Scrambling abruptly to his feet, he rolls his sleeves down and reaches for his coat. "Sir, you must excuse my lackadaisical appearance. I wasn't expecting to encounter anyone this late in the day."
The Dean shook his proffered hand, then waved him off. "Never mind all that, Clarkson. You know I don't bother about such things. I've come in regards to a friend of yours."
"Oh, yes?"
"Yes; Isobel Grey, Baroness Merton. You are aware that the board have offered her a teaching position here?"
"Yes, well … that is to say, she was my Head of Nursing at Downton Cottage Hospital. But we lost touch with one another some years ago. Our paths crossed again on the day she was here to speak to the board, and she told me of the offer that was made her." He treads carefully; he mustn't speak ill of the merger between the cottage hospital and the one that now employs him, and the enmity between himself and Isobel does not —and never did— tarnish her reputation as a first-rate nurse.
"I see. I assume she will have explained that her position will require clinical service to the hospital?"
"She did say that, yes."
"That is the purpose of my visit. The board of directors have determined that surgery is the department with the greatest need for additional nursing staff, particularly a highly-qualified individual such as Lady Merton. I have relayed this information to her, and she is eager to begin at the earliest opportunity."
He has to bite the inside of his cheek in order to keep from smirking. Eager, indeed. Some things never change.
"She would be an asset to any department, and she's a great deal of surgical experience, owing to Downton's having been designated a military hospital during the War."
"Then you've no qualms about working with her? Only she was adamant that we obtain your approval of her placement before she would start."

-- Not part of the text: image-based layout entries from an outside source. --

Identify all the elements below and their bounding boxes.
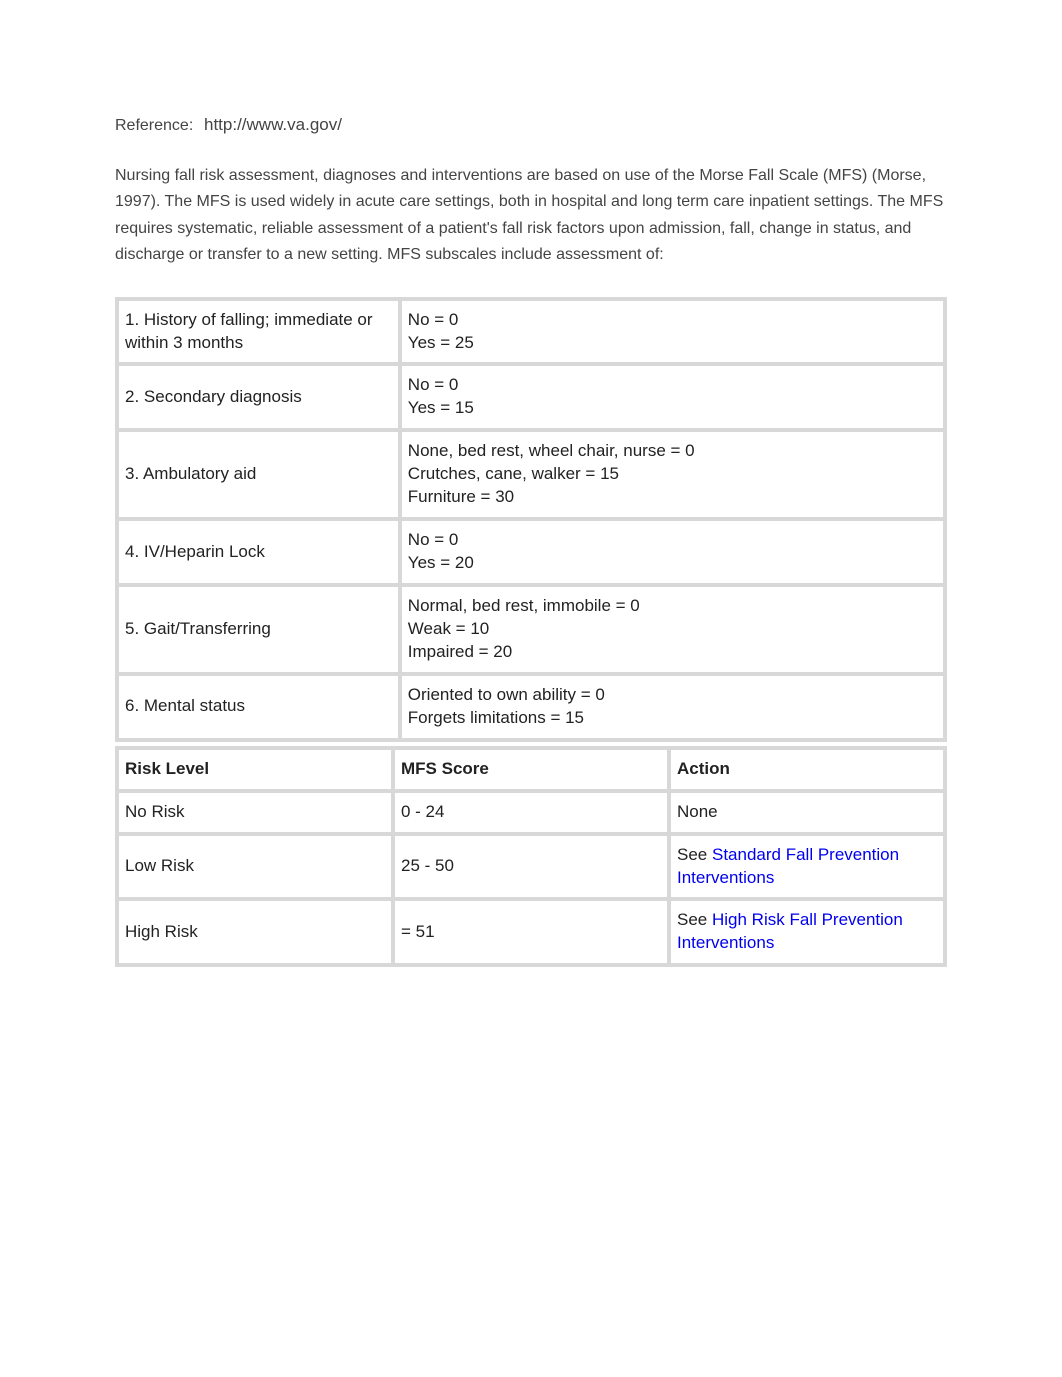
table-row: Low Risk 25 - 50 See Standard Fall Preve… <box>119 836 943 898</box>
assessment-label: 1. History of falling; immediate or with… <box>119 301 398 363</box>
risk-level-header: Risk Level <box>119 750 391 789</box>
risk-table: Risk Level MFS Score Action No Risk 0 - … <box>115 746 947 968</box>
table-row: 1. History of falling; immediate or with… <box>119 301 943 363</box>
assessment-table: 1. History of falling; immediate or with… <box>115 297 947 742</box>
action-cell: None <box>671 793 943 832</box>
action-header: Action <box>671 750 943 789</box>
table-row: 6. Mental status Oriented to own ability… <box>119 676 943 738</box>
reference-url: http://www.va.gov/ <box>204 115 342 134</box>
risk-level: High Risk <box>119 901 391 963</box>
mfs-score: = 51 <box>395 901 667 963</box>
assessment-scoring: No = 0 Yes = 25 <box>402 301 943 363</box>
assessment-label: 3. Ambulatory aid <box>119 432 398 517</box>
mfs-score: 25 - 50 <box>395 836 667 898</box>
table-row: No Risk 0 - 24 None <box>119 793 943 832</box>
action-prefix: See <box>677 910 712 929</box>
assessment-scoring: Normal, bed rest, immobile = 0 Weak = 10… <box>402 587 943 672</box>
action-prefix: See <box>677 845 712 864</box>
table-row: 2. Secondary diagnosis No = 0 Yes = 15 <box>119 366 943 428</box>
assessment-label: 6. Mental status <box>119 676 398 738</box>
action-plain: None <box>677 802 718 821</box>
assessment-label: 2. Secondary diagnosis <box>119 366 398 428</box>
reference-label: Reference: <box>115 117 193 134</box>
table-row: 4. IV/Heparin Lock No = 0 Yes = 20 <box>119 521 943 583</box>
mfs-score: 0 - 24 <box>395 793 667 832</box>
assessment-label: 4. IV/Heparin Lock <box>119 521 398 583</box>
assessment-scoring: No = 0 Yes = 20 <box>402 521 943 583</box>
risk-table-header: Risk Level MFS Score Action <box>119 750 943 789</box>
table-row: 5. Gait/Transferring Normal, bed rest, i… <box>119 587 943 672</box>
assessment-scoring: No = 0 Yes = 15 <box>402 366 943 428</box>
risk-level: No Risk <box>119 793 391 832</box>
risk-level: Low Risk <box>119 836 391 898</box>
assessment-scoring: Oriented to own ability = 0 Forgets limi… <box>402 676 943 738</box>
assessment-scoring: None, bed rest, wheel chair, nurse = 0 C… <box>402 432 943 517</box>
action-cell: See Standard Fall Prevention Interventio… <box>671 836 943 898</box>
assessment-label: 5. Gait/Transferring <box>119 587 398 672</box>
mfs-score-header: MFS Score <box>395 750 667 789</box>
reference-line: Reference: http://www.va.gov/ <box>115 115 947 135</box>
table-row: 3. Ambulatory aid None, bed rest, wheel … <box>119 432 943 517</box>
table-row: High Risk = 51 See High Risk Fall Preven… <box>119 901 943 963</box>
action-cell: See High Risk Fall Prevention Interventi… <box>671 901 943 963</box>
intro-paragraph: Nursing fall risk assessment, diagnoses … <box>115 163 947 269</box>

He nearly chokes, but manages to hide it with a raised eyebrow, clearing his throat. "Did she say why?" He silently prays that he won't have to do damage control. But Isobel wouldn't betray their past. Would she?
"Only that there was some dissension between the two of you at the end of your tenure. She insisted that her position on the hospital board was the cause, and that it was nothing to do with your professionalism."

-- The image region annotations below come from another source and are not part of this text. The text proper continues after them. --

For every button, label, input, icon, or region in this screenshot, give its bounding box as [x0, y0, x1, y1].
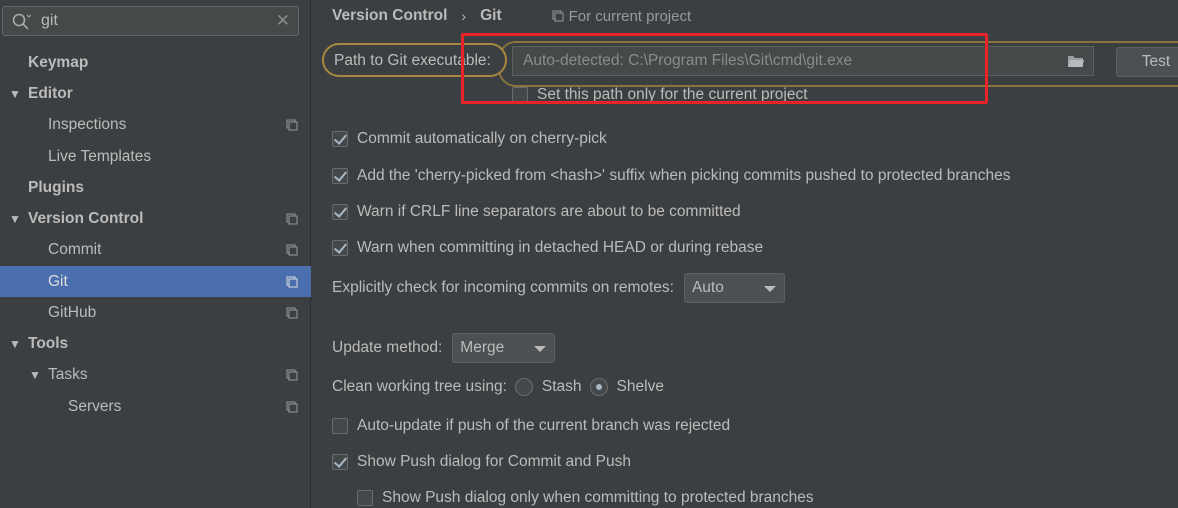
project-scope-icon: [286, 307, 298, 318]
sidebar-item-tasks[interactable]: ▼ Tasks: [0, 359, 311, 390]
breadcrumb: Version Control › Git For current projec…: [332, 6, 691, 26]
search-icon: [12, 13, 31, 30]
shelve-label[interactable]: Shelve: [617, 378, 664, 396]
clean-tree-label: Clean working tree using:: [332, 378, 507, 395]
stash-radio[interactable]: [514, 378, 533, 396]
sidebar-item-label: Plugins: [28, 178, 84, 196]
sidebar-item-label: Git: [48, 272, 68, 290]
auto-update-option[interactable]: Auto-update if push of the current branc…: [332, 416, 730, 436]
project-scope-icon: [286, 276, 298, 287]
expand-arrow-icon[interactable]: ▼: [9, 88, 21, 100]
incoming-commits-value: Auto: [691, 279, 724, 296]
cherry-pick-checkbox[interactable]: [332, 131, 348, 147]
incoming-commits-label: Explicitly check for incoming commits on…: [332, 279, 674, 296]
sidebar-item-github[interactable]: GitHub: [0, 297, 311, 328]
chevron-down-icon: [763, 286, 776, 292]
project-scope-icon: [552, 10, 564, 22]
clean-tree-row: Clean working tree using: Stash Shelve: [332, 378, 664, 396]
incoming-commits-row: Explicitly check for incoming commits on…: [332, 273, 785, 303]
git-path-field[interactable]: Auto-detected: C:\Program Files\Git\cmd\…: [512, 46, 1094, 76]
sidebar-item-label: Keymap: [28, 53, 89, 71]
sidebar-item-keymap[interactable]: Keymap: [0, 47, 311, 78]
sidebar-item-label: Tools: [28, 334, 69, 352]
cherry-suffix-label: Add the 'cherry-picked from <hash>' suff…: [357, 167, 1011, 184]
clear-search-icon[interactable]: ✕: [276, 11, 290, 31]
auto-update-checkbox[interactable]: [332, 418, 348, 434]
chevron-right-icon: ›: [461, 8, 467, 24]
project-scope-icon: [286, 119, 298, 130]
sidebar-item-label: Tasks: [48, 365, 88, 383]
sidebar-item-label: GitHub: [48, 303, 97, 321]
sidebar-item-editor[interactable]: ▼ Editor: [0, 78, 311, 109]
git-path-row: Path to Git executable: Auto-detected: C…: [322, 41, 1178, 87]
sidebar-item-plugins[interactable]: Plugins: [0, 172, 311, 203]
settings-search-field[interactable]: git ✕: [2, 6, 299, 36]
project-scope-icon: [286, 369, 298, 380]
update-method-row: Update method: Merge: [332, 333, 556, 363]
sidebar-item-inspections[interactable]: Inspections: [0, 109, 311, 140]
expand-arrow-icon[interactable]: ▼: [29, 369, 41, 381]
search-highlight-label: Path to Git executable:: [322, 43, 507, 77]
sidebar-item-servers[interactable]: Servers: [0, 391, 311, 422]
stash-label[interactable]: Stash: [542, 378, 582, 396]
sidebar-item-label: Servers: [68, 397, 122, 415]
sidebar-item-version-control[interactable]: ▼ Version Control: [0, 203, 311, 234]
breadcrumb-parent[interactable]: Version Control: [332, 7, 447, 25]
sidebar-item-live-templates[interactable]: Live Templates: [0, 141, 311, 172]
update-method-value: Merge: [460, 339, 505, 356]
show-push-checkbox[interactable]: [332, 454, 348, 470]
path-project-only-option[interactable]: Set this path only for the current proje…: [512, 85, 808, 105]
git-path-label: Path to Git executable:: [334, 52, 491, 69]
path-project-only-label: Set this path only for the current proje…: [537, 86, 808, 103]
breadcrumb-current: Git: [480, 7, 502, 24]
sidebar-item-label: Editor: [28, 84, 73, 102]
auto-update-label: Auto-update if push of the current branc…: [357, 417, 731, 434]
show-push-protected-checkbox[interactable]: [357, 490, 373, 506]
cherry-suffix-checkbox[interactable]: [332, 168, 348, 184]
detached-head-checkbox[interactable]: [332, 240, 348, 256]
show-push-option[interactable]: Show Push dialog for Commit and Push: [332, 452, 631, 472]
cherry-pick-label: Commit automatically on cherry-pick: [357, 130, 607, 147]
shelve-radio[interactable]: [589, 378, 608, 396]
sidebar-item-commit[interactable]: Commit: [0, 234, 311, 265]
project-scope-icon: [286, 401, 298, 412]
show-push-label: Show Push dialog for Commit and Push: [357, 453, 631, 470]
incoming-commits-select[interactable]: Auto: [683, 273, 785, 303]
scope-indicator: For current project: [552, 7, 692, 25]
cherry-pick-option[interactable]: Commit automatically on cherry-pick: [332, 129, 607, 149]
settings-main-panel: Version Control › Git For current projec…: [312, 0, 1178, 508]
chevron-down-icon: [534, 346, 547, 352]
project-scope-icon: [286, 213, 298, 224]
show-push-protected-label: Show Push dialog only when committing to…: [382, 489, 814, 506]
sidebar-item-tools[interactable]: ▼ Tools: [0, 328, 311, 359]
project-scope-icon: [286, 244, 298, 255]
expand-arrow-icon[interactable]: ▼: [9, 213, 21, 225]
path-project-only-checkbox[interactable]: [512, 87, 528, 103]
crlf-warning-option[interactable]: Warn if CRLF line separators are about t…: [332, 202, 741, 222]
show-push-protected-option[interactable]: Show Push dialog only when committing to…: [357, 488, 814, 508]
cherry-suffix-option[interactable]: Add the 'cherry-picked from <hash>' suff…: [332, 166, 1011, 186]
scope-label: For current project: [568, 7, 692, 25]
update-method-label: Update method:: [332, 339, 443, 356]
update-method-select[interactable]: Merge: [452, 333, 556, 363]
search-input[interactable]: git: [41, 12, 58, 30]
expand-arrow-icon[interactable]: ▼: [9, 338, 21, 350]
sidebar-item-git[interactable]: Git: [0, 266, 311, 297]
sidebar-item-label: Commit: [48, 240, 102, 258]
sidebar-item-label: Version Control: [28, 209, 144, 227]
git-path-input[interactable]: Auto-detected: C:\Program Files\Git\cmd\…: [523, 52, 852, 70]
settings-sidebar: git ✕ Keymap ▼ Editor Inspections Live T…: [0, 0, 311, 508]
crlf-warning-label: Warn if CRLF line separators are about t…: [357, 203, 741, 220]
sidebar-item-label: Live Templates: [48, 147, 152, 165]
detached-head-label: Warn when committing in detached HEAD or…: [357, 239, 764, 256]
test-button[interactable]: Test: [1116, 47, 1178, 77]
sidebar-item-label: Inspections: [48, 115, 127, 133]
crlf-warning-checkbox[interactable]: [332, 204, 348, 220]
folder-open-icon[interactable]: [1067, 54, 1085, 68]
detached-head-option[interactable]: Warn when committing in detached HEAD or…: [332, 238, 763, 258]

Well, that was good of her, he thinks. "Nor had it anything to do with hers. No; we work well together. She'll be a welcome addition to the surgical department." So long as her enthusiasm doesn't get in her way.
"If you're sure. I know I don't need to tell you that there is no room for infighting amongst staff in this hospital."
As a younger man he'd have bristled at those words; as it is he knows it's part and parcel of managerial due diligence.
"Certainly not, Sir. Please advise Lady Merton that she has my endorsement."
The Dean eyes him with a bit of incredulity. "Very well then, Clarkson. I shan't take up any more of your time. Good day."
"Good day, Sir." They shake hands in parting and then he is left alone to wonder what in God's name just happened.